Cannes favourites, filmmaker guests and documentary gems at Love & Anarchy

Rakkautta & Anarkiaa

The lineup of the 37th Helsinki International Film Festival – Love & Anarchy (19-29 September) will include the opening film of Cannes 2024, American indie-sensation I Saw the TV Glow, Oscar-nominee Raoul Peck’s (I Am Not Your Negro) new documentary feature Ernest Cole: Lost and Found and Viggo Mortensen’s revisionist Western passion project The Dead Don’t Hurt.


Miguel Llansó, Spain’s gift to Estonian cinema, made a splash at Love & Anarchy 2019 with his demented spy-hodgepodge Jesus Shows You the Way to the Highway. Llansó returns to the festival with his new transhumanist scifi-treatise Infinite Summer. A utopia constructed with a punk attitude, the narrative follows two 20-somethings who decide to pass their summer holiday by trying out a new meditation app. The app, which is linked to Tallinn Zoo, ends up having unexpected effects on the biochemistry of its users. The film is produced by Allison Rose Carter and Jon Read (Everything Everywhere All at Once, American Honey) and stars Hannah Gross (Netflix’s Mindhunter) Johanna-Aurelia Rosin and Teele Kaljuvee-O’Brock.


Cannes Film Festival’s opening film delight The Second Act is a fourth wall-smashing meta-comedy directed and written by French enfant terrible Quentin Dupieux (Rubber, Love & Anarchy 2010, Deerskin, Love & Anarchy 2019). The film, which has garnered ecstatic reactions from festival audiences, stars French superstars Lea Seydoux, Louis Garrel and Vincent Lindon, as well as up-and-comer Raphaël Quenard. From the Un Certain Regard selection, Armand, starring Renate Reinsve (The Worst Person in the World, Love & Anarchy 2022) is a drama depicting how one 6-year-old’s inappropriate behaviour towards a classmate escalates with unexpected consequences.

Jane Schoenbrun’s stunning psychological thriller I Saw the TV Glow joins the Love & Anarchy lineup from the daring and artistically diverse US production company A24. An immediate modern queer classic, the film is a visually immaculate study on trans identity enveloped by an ethereal soundtrack. A completely different deep-dive into the same themes is offered by the documentary Trans Memoria, which tells the story of director Victoria Verseau’s personal transition journey through intimate imagery.

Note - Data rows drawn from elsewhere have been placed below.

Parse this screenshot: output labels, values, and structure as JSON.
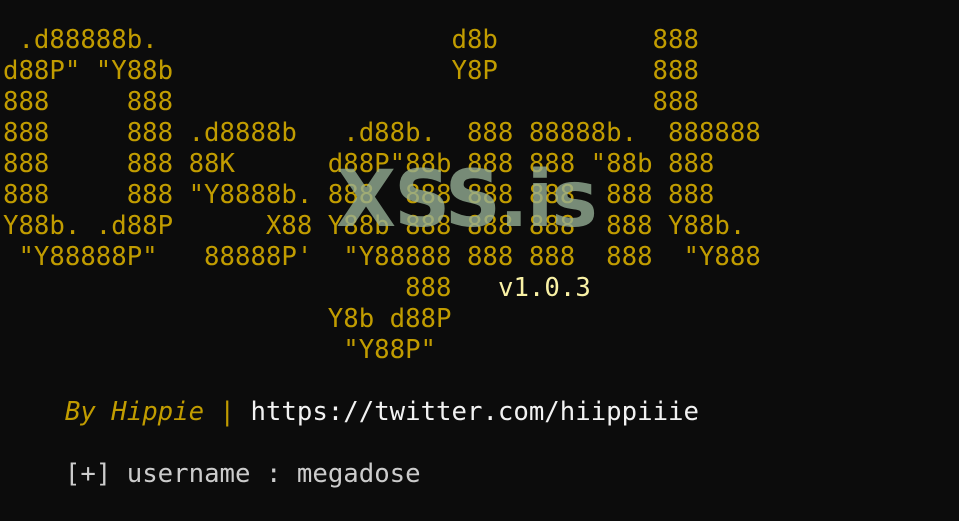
{
  "banner": {
    "lines": [
      " .d88888b.                   d8b          888",
      "d88P\" \"Y88b                  Y8P          888",
      "888     888                               888",
      "888     888 .d8888b   .d88b.  888 88888b.  888888",
      "888     888 88K      d88P\"88b 888 888 \"88b 888",
      "888     888 \"Y8888b. 888  888 888 888  888 888",
      "Y88b. .d88P      X88 Y88b 888 888 888  888 Y88b.",
      " \"Y88888P\"   88888P'  \"Y88888 888 888  888  \"Y888",
      "                          888",
      "                     Y8b d88P",
      "                      \"Y88P\""
    ],
    "version": "v1.0.3"
  },
  "watermark": "XSS.is",
  "credits": {
    "by_label": "By Hippie",
    "separator": "|",
    "url": "https://twitter.com/hiippiiie"
  },
  "status": {
    "prefix": "[+]",
    "label": "username",
    "separator": ":",
    "value": "megadose"
  },
  "colors": {
    "background": "#0c0c0c",
    "banner": "#c19c00",
    "text": "#cccccc",
    "url": "#f2f2f2",
    "version": "#f9f1a5"
  }
}
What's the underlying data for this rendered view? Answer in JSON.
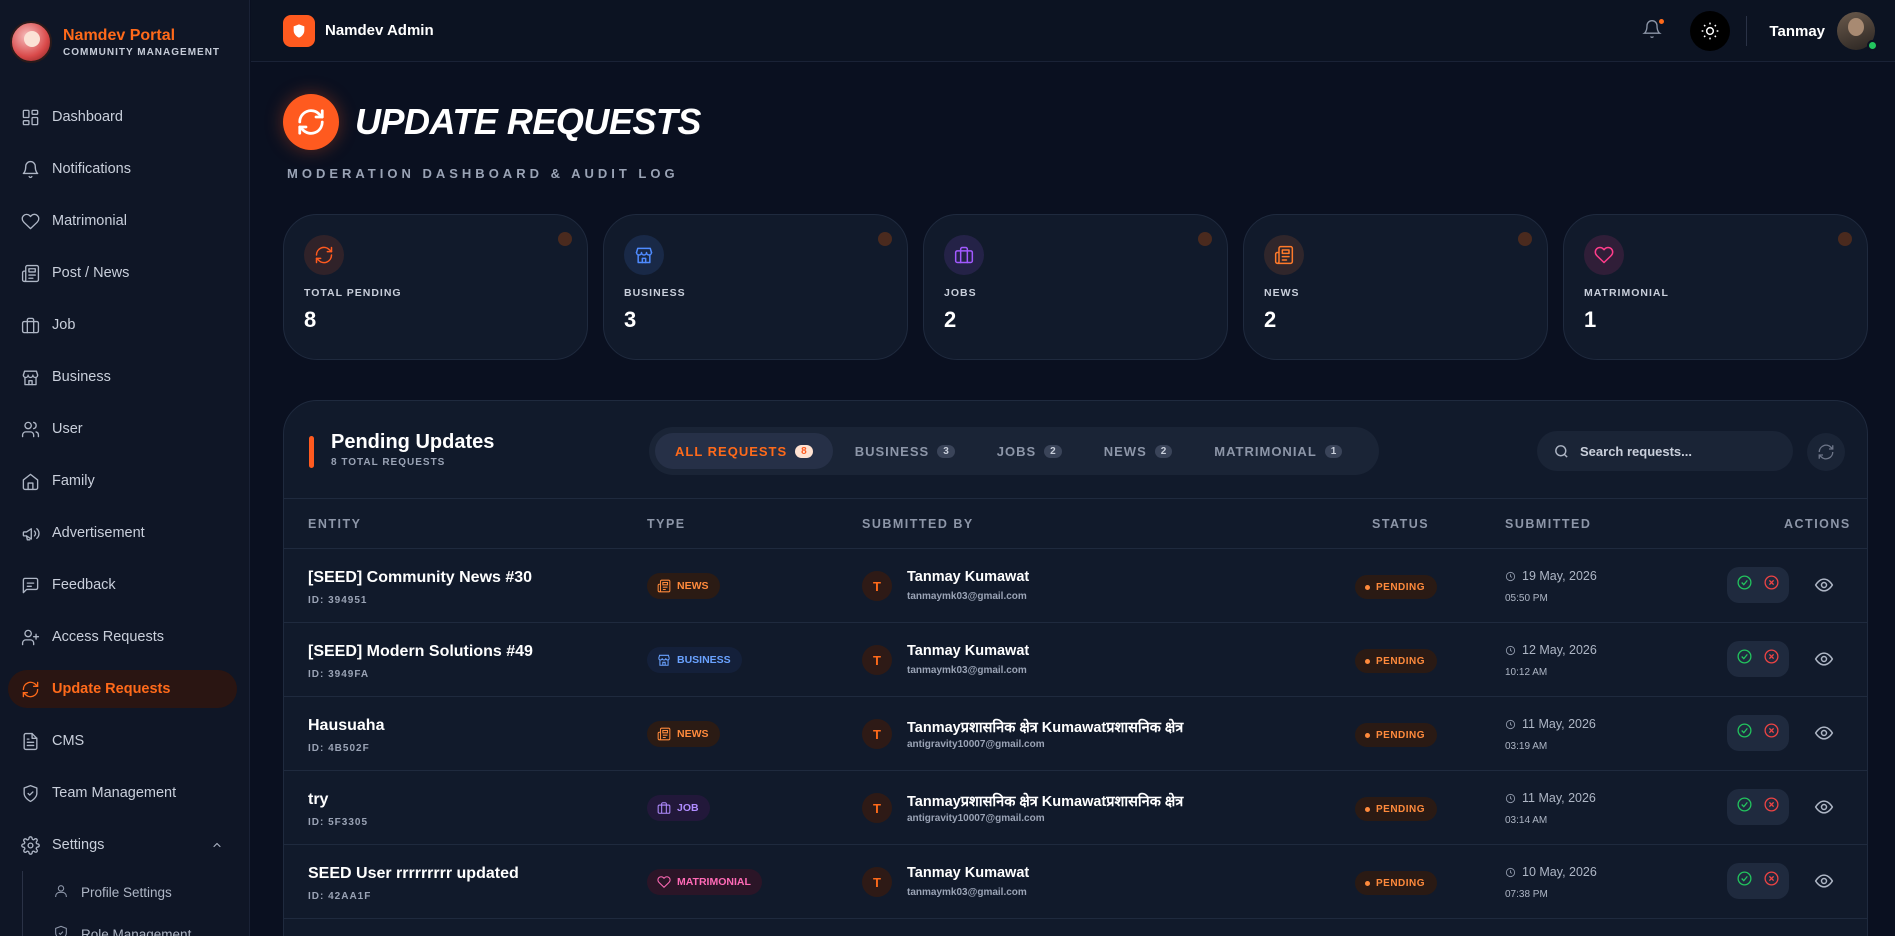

The programme is also filled with other documentary gems such as Soundtrack to a Coup d’Etat. This Sundance prize-winner is a breathtaking combination of 1960s jazz and absurd political history, depicting the utilisation of jazz music as a smokescreen for the assassination attempt of the prime minister of Congo. Through gorgeous archival footage, the film treats its audience to performances by legends such as Louis Armstrong, Dizzy Gillespie and Nina Simone. Oscar nominee Raoul Peck’s (I Am Not Your Negro) new film Ernest Cole: Lost and Found is another incredible documentary set on the African continent; the film tells the story of the first Black freelance photographer to capture the South African Apartheid.

Love & Anarchy is once again dedicated to showcasing films that take a radical approach to reforming filmmaking traditions. The festival’s favourite Danish talent Viggo Mortensen takes his lasso and twists the Western into new shapes with his passion project The Dead Don’t Hurt. Unmatched in his versatility, Mortensen writes, directs, produces and composes for this sensitive tale of revenge, in which he also stars alongside Vicky Krieps and Solly McLeod. The Australian film Limbo is a detective story that combines film noir, True Detective and Australia’s breathtaking vistas into a macho fantasy dripping in testosterone. Simon Baker, who charmed on TV’s The Mentalist, gives a lauded performance as a detective who has turned to drugs to relieve his boredom.

37. Helsinki International Film Festival – Love & Anarchy takes place from 19 to 29 September, 2024. Serial cards are on sale on Early Bird price until 1.9.:

Hurmio (5 tickets 55€, 2.9. onwards 60€), Paratiisi (12 tickets, 112€, 2.9. onwards 132€) and Euforia (20 tickets, 180€, 2.9. onwards 200€).


The whole programme will be published 5.9., prior to that revelations will take place on our social media channels: @helsinkifilmfestival (Facebook, Instagram, X)

Individual screening tickets will go on sale from 9.9.: Regular ticket 13 €, evening ticket 14 € (thu-sat 6pm onwards), gala ticket 17 €.